I bruti senza scrupoli identificati sono persone comuni, operai e impiegati. Gli agenti sotto copertura sono riusciti a dare un volto ai nickname dietro cui gli orchi nascondevano la loro identità. "Si sentivano protetti dalla policy del gestore online, che come è noto è ostile a fornire informazioni sui propri iscritti", spiega a LaPresse Assunta Esposito, vice questore aggiunto della polizia postale e delle comunicazioni di Torino.

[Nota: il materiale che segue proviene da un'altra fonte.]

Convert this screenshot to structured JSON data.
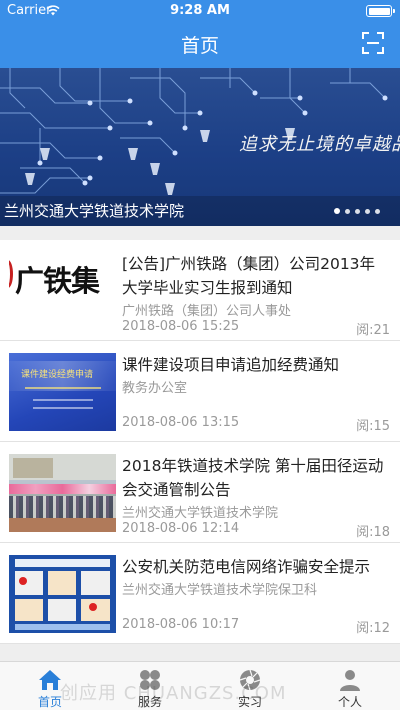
{
  "status": {
    "carrier": "Carrier",
    "time": "9:28 AM"
  },
  "nav": {
    "title": "首页",
    "scan_icon": "scan-icon"
  },
  "banner": {
    "caption": "兰州交通大学铁道技术学院",
    "slogan": "追求无止境的卓越品",
    "dots": 5,
    "active_dot": 0
  },
  "news": [
    {
      "title": "[公告]广州铁路（集团）公司2013年大学毕业实习生报到通知",
      "source": "广州铁路（集团）公司人事处",
      "date": "2018-08-06 15:25",
      "reads": "阅:21",
      "thumb_text": "广铁集"
    },
    {
      "title": "课件建设项目申请追加经费通知",
      "source": "教务办公室",
      "date": "2018-08-06 13:15",
      "reads": "阅:15",
      "thumb_text": "课件建设经费申请"
    },
    {
      "title": "2018年铁道技术学院 第十届田径运动会交通管制公告",
      "source": "兰州交通大学铁道技术学院",
      "date": "2018-08-06 12:14",
      "reads": "阅:18"
    },
    {
      "title": "公安机关防范电信网络诈骗安全提示",
      "source": "兰州交通大学铁道技术学院保卫科",
      "date": "2018-08-06 10:17",
      "reads": "阅:12"
    }
  ],
  "tabs": [
    {
      "label": "首页",
      "icon": "home-icon",
      "active": true
    },
    {
      "label": "服务",
      "icon": "service-icon",
      "active": false
    },
    {
      "label": "实习",
      "icon": "camera-aperture-icon",
      "active": false
    },
    {
      "label": "个人",
      "icon": "person-icon",
      "active": false
    }
  ],
  "watermark": "创应用 CHUANGZS.COM",
  "colors": {
    "primary": "#3a8fe8",
    "tab_active": "#2a7fd8"
  }
}
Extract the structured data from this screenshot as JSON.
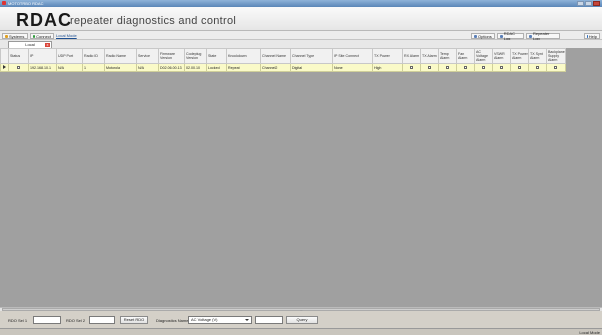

E' invece ancora in corso un'indagine per determinare l'identità delle vittime, anche se al momento gli investigatori escludono che i bambini coinvolti siano parenti stretti dei pedofili.
Tutto nasce dal costante monitoraggio online della polizia postale di Torino. "Stavamo analizzando la Rete alla ricerca di pedofili che si intrattengono in stanze virtuali quando abbiamo trovato una chat in cui tutti i commenti erano in italiano", spiega Esposito. A quel punto è partita la richiesta di collaborazione agli Uffici della Postale di altre città italiane, come Reggio Calabria e Firenze, dove sono scattate le manette. Nessun arresto ha coinvolto Torino e Piemonte, stessa cosa per le perquisizioni, effettuate invece in Lombardia, Emilia Romagna e Sicilia. "Adesso seguiranno le analisi sul materiale informatico sequestrato che, oltre ad essere ingente, è particolarmente efferato. Non è escluso che i video siano autoprodotti", continua Esposito.